“Negeri ini bukan kehabisan pemimpin. Negeri ini kelebihan tukang poles citra dan kurang orang jujur.”
Garut, medialibas.com, – Saya tak tahu mana yang lebih memalukan di republik ini: ijazah presiden yang terus-menerus jadi teka-teki hukum, atau kebisuan massal saat Raja Ampat—surga terakhir di timur Indonesia—dihancurkan atas nama investasi. Di pengadilan, lembaran ijazah diperiksa seolah-olah nasib bangsa bergantung padanya. Tapi di lapangan, ekskavator menggali dan menyayat bumi Papua tanpa ampun.
Kontras yang menyayat: di satu sisi birokrasi formal sibuk membela dokumen, di sisi lain lingkungan hidup dihancurkan atas nama pertumbuhan. Namun publik lebih ribut soal ijazah daripada hancurnya hutan tropis terakhir milik dunia. Logika dikalahkan fanatisme. Nalar dibungkam oleh cinta buta kepada kekuasaan. (6/6/2025)
IJAZAH ATAU ILUSI?
Presiden Joko Widodo, yang kini memasuki penghujung masa jabatannya, kembali dihadapkan pada gugatan keabsahan ijazah. Proses pengadilan berjalan. Tapi masalahnya bukan sekadar ijazah itu asli atau palsu. Masalahnya adalah respons publik yang menyedihkan:
“Sudahlah, yang penting beliau kerja bagus.”

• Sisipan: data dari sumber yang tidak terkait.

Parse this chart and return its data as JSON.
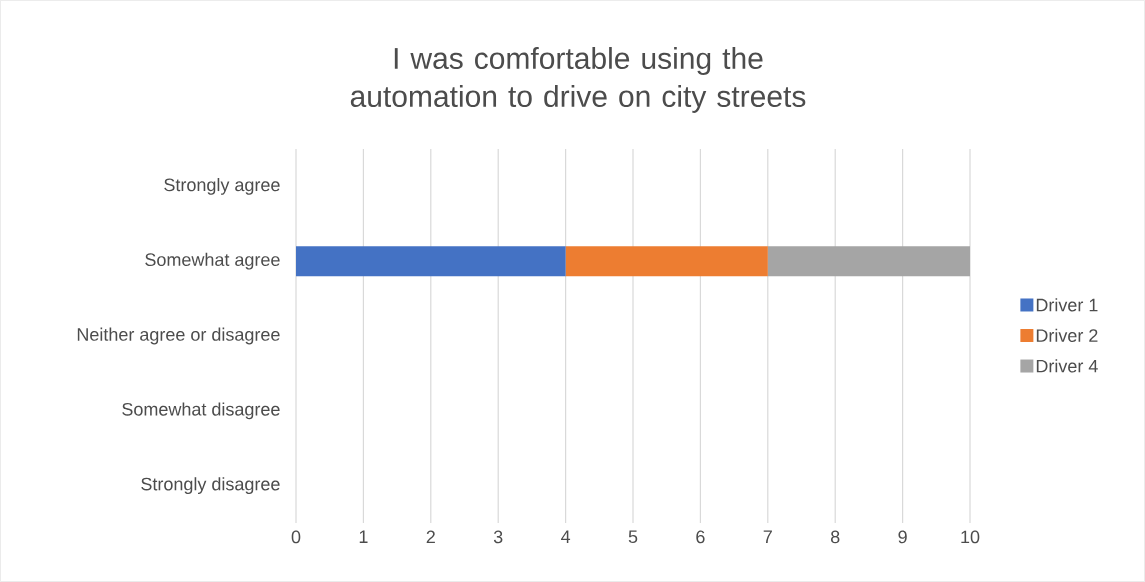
{
  "chart_data": {
    "type": "bar",
    "orientation": "horizontal",
    "stacked": true,
    "title": "I was comfortable using the automation to drive on city streets",
    "categories": [
      "Strongly agree",
      "Somewhat agree",
      "Neither agree or disagree",
      "Somewhat disagree",
      "Strongly disagree"
    ],
    "series": [
      {
        "name": "Driver 1",
        "color": "#4472c4",
        "values": [
          null,
          4,
          null,
          null,
          null
        ]
      },
      {
        "name": "Driver 2",
        "color": "#ed7d31",
        "values": [
          null,
          3,
          null,
          null,
          null
        ]
      },
      {
        "name": "Driver 4",
        "color": "#a5a5a5",
        "values": [
          null,
          3,
          null,
          null,
          null
        ]
      }
    ],
    "xlim": [
      0,
      10
    ],
    "xticks": [
      0,
      1,
      2,
      3,
      4,
      5,
      6,
      7,
      8,
      9,
      10
    ],
    "grid": "x",
    "legend": "right"
  }
}
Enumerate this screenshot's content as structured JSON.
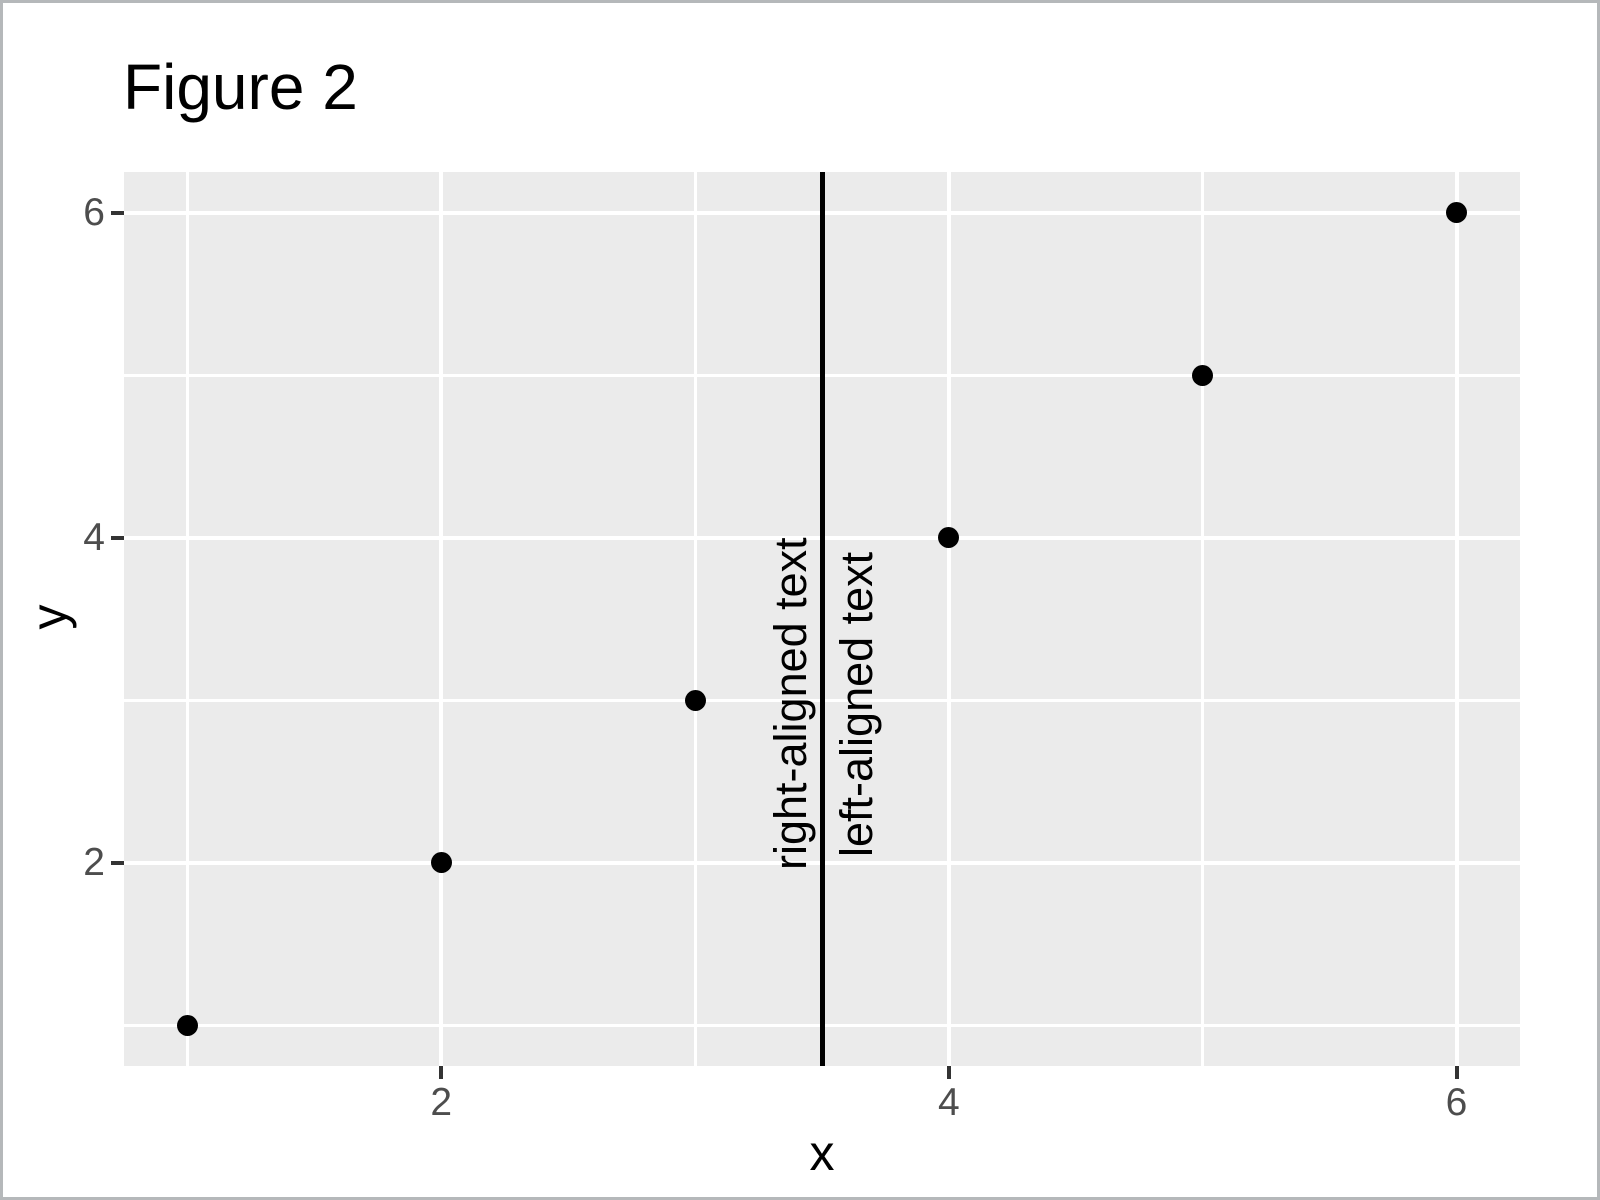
{
  "window": {
    "background": "#FFFFFF",
    "border_color": "#B5B8BA"
  },
  "chart_data": {
    "type": "scatter",
    "title": "Figure 2",
    "xlabel": "x",
    "ylabel": "y",
    "points": {
      "x": [
        1,
        2,
        3,
        4,
        5,
        6
      ],
      "y": [
        1,
        2,
        3,
        4,
        5,
        6
      ]
    },
    "xlim": [
      0.75,
      6.25
    ],
    "ylim": [
      0.75,
      6.25
    ],
    "x_major_ticks": [
      2,
      4,
      6
    ],
    "y_major_ticks": [
      2,
      4,
      6
    ],
    "x_minor_gridlines": [
      1,
      3,
      5
    ],
    "y_minor_gridlines": [
      1,
      3,
      5
    ],
    "grid": "major and minor white gridlines on grey panel",
    "legend": "none",
    "vline": {
      "x": 3.5,
      "color": "#000000"
    },
    "annotations": [
      {
        "label": "right-aligned text",
        "x": 3.5,
        "y": 2,
        "angle": 90,
        "side": "left-of-line"
      },
      {
        "label": "left-aligned text",
        "x": 3.5,
        "y": 2,
        "angle": 90,
        "side": "right-of-line"
      }
    ],
    "style": {
      "theme": "ggplot2-grey",
      "panel_background": "#EBEBEB",
      "gridline_color": "#FFFFFF",
      "point_color": "#000000",
      "tick_label_color": "#4D4D4D",
      "tick_mark_color": "#333333",
      "title_color": "#000000"
    }
  }
}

Lucu. Kalau rakyat kecil memalsukan ijazah, bisa langsung dipecat atau dipenjara. Tapi kalau pemimpin tertinggi bangsa ditanya soal dokumen dasar, malah dibela habis-habisan. Moralitas publik telah dijual murah demi kenyamanan politik.
SAMBIL CUEK MASAK DAGING KURBAN
Sementara perdebatan soal ijazah mendidih, di sisi lain Indonesia Timur, Raja Ampat diam-diam dijual. Izin tambang dikucurkan oleh negara, seolah-olah alam Papua adalah halaman belakang yang bisa dibagi-bagi sesuka hati. Pemerintah yang dulu mengaku pro-lingkungan, kini malah jadi makelar tambang.
Dan publik? Terpecah. Aktivis diserang. LSM dicurigai. Rakyat? Sibuk masak daging kurban sambil pura-pura tak tahu bahwa tanah tempat berkurban pun tengah dirobek diam-diam. Bahkan keimanan kini tak lagi menyatu dengan kepedulian ekologis.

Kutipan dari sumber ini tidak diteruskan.